I got a call at work today from PPT & The Guy That's Snoring on the Couch, and it went something like this:

M: Really Big Insurance Company, this is Shannon.

PPT: Hi mom, it's me.

M: Hi lovebug. What's up?

PPT: I know you're probably going to kill me, so I don't even know why I'm asking...but-can-I-please-get-a-$16-Airsoft-gun-and-I'll-work-for-16-straight-days-to-earn-it? (said in one breath).

M: What? A BB gun? No. (Note: this is about the 397th time he's asked for one, and every single time, we say no. Notice I said we say no...we, as in myself and the other parental figure.)

PPT: Please mom, I really want it and...

M: Who do you want to shoot?

PPT: Nobody, I don't even want the BBs, I just want the gun, I promise!

M: You don't want the BBs? What are you going to do, stare at the gun lovingly?

PPT: No, I just really want the gun and...

M: Please put the human who's supposed to be the adult on the phone.

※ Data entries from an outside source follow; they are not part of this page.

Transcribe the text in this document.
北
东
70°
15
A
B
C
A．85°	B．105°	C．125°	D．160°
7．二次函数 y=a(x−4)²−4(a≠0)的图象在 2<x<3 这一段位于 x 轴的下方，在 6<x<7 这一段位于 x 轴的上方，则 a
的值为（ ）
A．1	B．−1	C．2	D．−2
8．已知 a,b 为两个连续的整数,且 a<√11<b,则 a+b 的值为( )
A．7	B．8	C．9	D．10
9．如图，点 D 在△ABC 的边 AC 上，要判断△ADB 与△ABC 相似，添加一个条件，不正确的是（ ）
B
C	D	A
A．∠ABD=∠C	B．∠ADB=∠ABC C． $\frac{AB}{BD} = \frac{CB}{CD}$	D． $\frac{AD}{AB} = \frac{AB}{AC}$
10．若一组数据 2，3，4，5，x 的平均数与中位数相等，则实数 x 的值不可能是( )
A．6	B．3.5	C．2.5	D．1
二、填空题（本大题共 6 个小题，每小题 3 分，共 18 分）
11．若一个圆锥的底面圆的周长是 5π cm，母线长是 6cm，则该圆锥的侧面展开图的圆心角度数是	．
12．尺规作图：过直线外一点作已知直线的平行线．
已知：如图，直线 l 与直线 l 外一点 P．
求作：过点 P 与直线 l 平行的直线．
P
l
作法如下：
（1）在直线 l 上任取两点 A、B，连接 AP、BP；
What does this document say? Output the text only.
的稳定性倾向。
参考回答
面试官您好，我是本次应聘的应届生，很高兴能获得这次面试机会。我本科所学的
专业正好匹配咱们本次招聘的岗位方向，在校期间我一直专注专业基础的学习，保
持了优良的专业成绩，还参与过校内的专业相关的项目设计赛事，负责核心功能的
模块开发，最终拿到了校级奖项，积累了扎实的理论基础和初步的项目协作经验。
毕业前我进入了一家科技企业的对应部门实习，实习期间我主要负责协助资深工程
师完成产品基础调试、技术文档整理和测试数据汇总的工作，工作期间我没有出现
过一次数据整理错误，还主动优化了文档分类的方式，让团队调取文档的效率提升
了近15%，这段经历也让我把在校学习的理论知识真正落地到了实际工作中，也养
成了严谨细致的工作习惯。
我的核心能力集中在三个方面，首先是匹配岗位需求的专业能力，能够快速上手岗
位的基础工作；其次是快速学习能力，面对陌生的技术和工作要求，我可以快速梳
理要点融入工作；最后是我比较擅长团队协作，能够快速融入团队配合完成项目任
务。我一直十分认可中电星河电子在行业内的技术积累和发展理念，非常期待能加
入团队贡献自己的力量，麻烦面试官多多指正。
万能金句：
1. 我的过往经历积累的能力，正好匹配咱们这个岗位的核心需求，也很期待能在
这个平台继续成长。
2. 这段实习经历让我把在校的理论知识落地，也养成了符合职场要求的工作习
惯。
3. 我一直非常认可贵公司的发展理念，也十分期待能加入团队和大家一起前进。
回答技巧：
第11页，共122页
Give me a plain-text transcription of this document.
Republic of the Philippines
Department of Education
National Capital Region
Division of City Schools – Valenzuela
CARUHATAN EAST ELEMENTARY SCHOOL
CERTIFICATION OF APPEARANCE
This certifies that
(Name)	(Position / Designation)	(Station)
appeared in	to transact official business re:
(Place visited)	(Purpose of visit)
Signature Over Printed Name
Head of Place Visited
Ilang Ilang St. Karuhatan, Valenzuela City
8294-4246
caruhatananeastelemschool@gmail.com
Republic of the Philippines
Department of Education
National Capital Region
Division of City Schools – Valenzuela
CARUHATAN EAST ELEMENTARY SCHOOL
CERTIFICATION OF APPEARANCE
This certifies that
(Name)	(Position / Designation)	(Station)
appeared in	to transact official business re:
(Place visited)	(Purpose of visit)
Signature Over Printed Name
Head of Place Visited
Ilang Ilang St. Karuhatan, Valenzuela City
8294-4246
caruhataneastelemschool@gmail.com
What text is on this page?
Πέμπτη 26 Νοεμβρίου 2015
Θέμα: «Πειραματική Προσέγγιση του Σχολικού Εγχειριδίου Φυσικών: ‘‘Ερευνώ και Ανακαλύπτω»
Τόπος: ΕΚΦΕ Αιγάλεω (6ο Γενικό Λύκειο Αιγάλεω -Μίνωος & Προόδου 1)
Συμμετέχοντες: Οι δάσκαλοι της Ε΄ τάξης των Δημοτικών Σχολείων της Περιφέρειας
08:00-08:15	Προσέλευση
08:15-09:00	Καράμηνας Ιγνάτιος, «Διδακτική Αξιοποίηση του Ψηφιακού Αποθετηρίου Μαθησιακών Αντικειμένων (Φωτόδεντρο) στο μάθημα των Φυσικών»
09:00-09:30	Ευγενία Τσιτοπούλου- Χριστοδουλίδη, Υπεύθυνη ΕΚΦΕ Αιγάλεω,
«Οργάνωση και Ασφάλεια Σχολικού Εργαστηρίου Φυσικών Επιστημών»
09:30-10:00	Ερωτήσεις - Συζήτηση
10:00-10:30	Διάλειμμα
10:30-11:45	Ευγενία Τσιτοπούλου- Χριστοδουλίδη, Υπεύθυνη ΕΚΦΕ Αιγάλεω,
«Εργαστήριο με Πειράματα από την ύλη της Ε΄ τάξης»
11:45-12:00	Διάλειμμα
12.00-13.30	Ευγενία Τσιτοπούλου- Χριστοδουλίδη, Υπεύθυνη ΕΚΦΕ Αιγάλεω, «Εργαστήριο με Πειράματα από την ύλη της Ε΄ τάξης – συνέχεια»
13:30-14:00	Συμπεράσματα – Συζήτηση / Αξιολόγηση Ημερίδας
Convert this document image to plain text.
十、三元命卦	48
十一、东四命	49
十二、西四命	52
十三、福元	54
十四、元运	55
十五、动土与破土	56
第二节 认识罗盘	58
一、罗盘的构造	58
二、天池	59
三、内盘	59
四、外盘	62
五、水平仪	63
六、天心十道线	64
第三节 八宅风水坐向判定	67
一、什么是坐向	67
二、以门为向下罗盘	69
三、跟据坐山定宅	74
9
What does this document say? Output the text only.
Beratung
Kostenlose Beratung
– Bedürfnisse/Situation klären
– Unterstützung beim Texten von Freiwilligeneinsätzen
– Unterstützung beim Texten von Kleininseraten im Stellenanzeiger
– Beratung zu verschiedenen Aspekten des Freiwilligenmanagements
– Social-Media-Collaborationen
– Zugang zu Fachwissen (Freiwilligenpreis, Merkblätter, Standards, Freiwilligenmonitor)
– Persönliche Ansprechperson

(Lots of snickering and shuffling noises)

TGTSOTC: Sooooo....how'd it go?

M: I hate you.

TGTSOTC: (giggles like a little school girl)

Bastard. Start sleeping with one eye open.

2 people used their Big Boy words to communicate:

LiteralDan said...

In all fairness, an AirSoft gun shoots plastic pellets, so it's a step below a BB gun, but I'm sure this distinction has been made to you ad infinitum.

I just wanted to note that the best part of being an adult is that I could go buy myself a pellet gun or something right now just because I want to, and go shooting random stuff around our house.

I'm not saying my wife would be happy about it, but I could. In theory.

Anonymous said...

Don't you love it when the other adult doesn't like to say no and make you look like the "bad cop"! I hate it when they do that!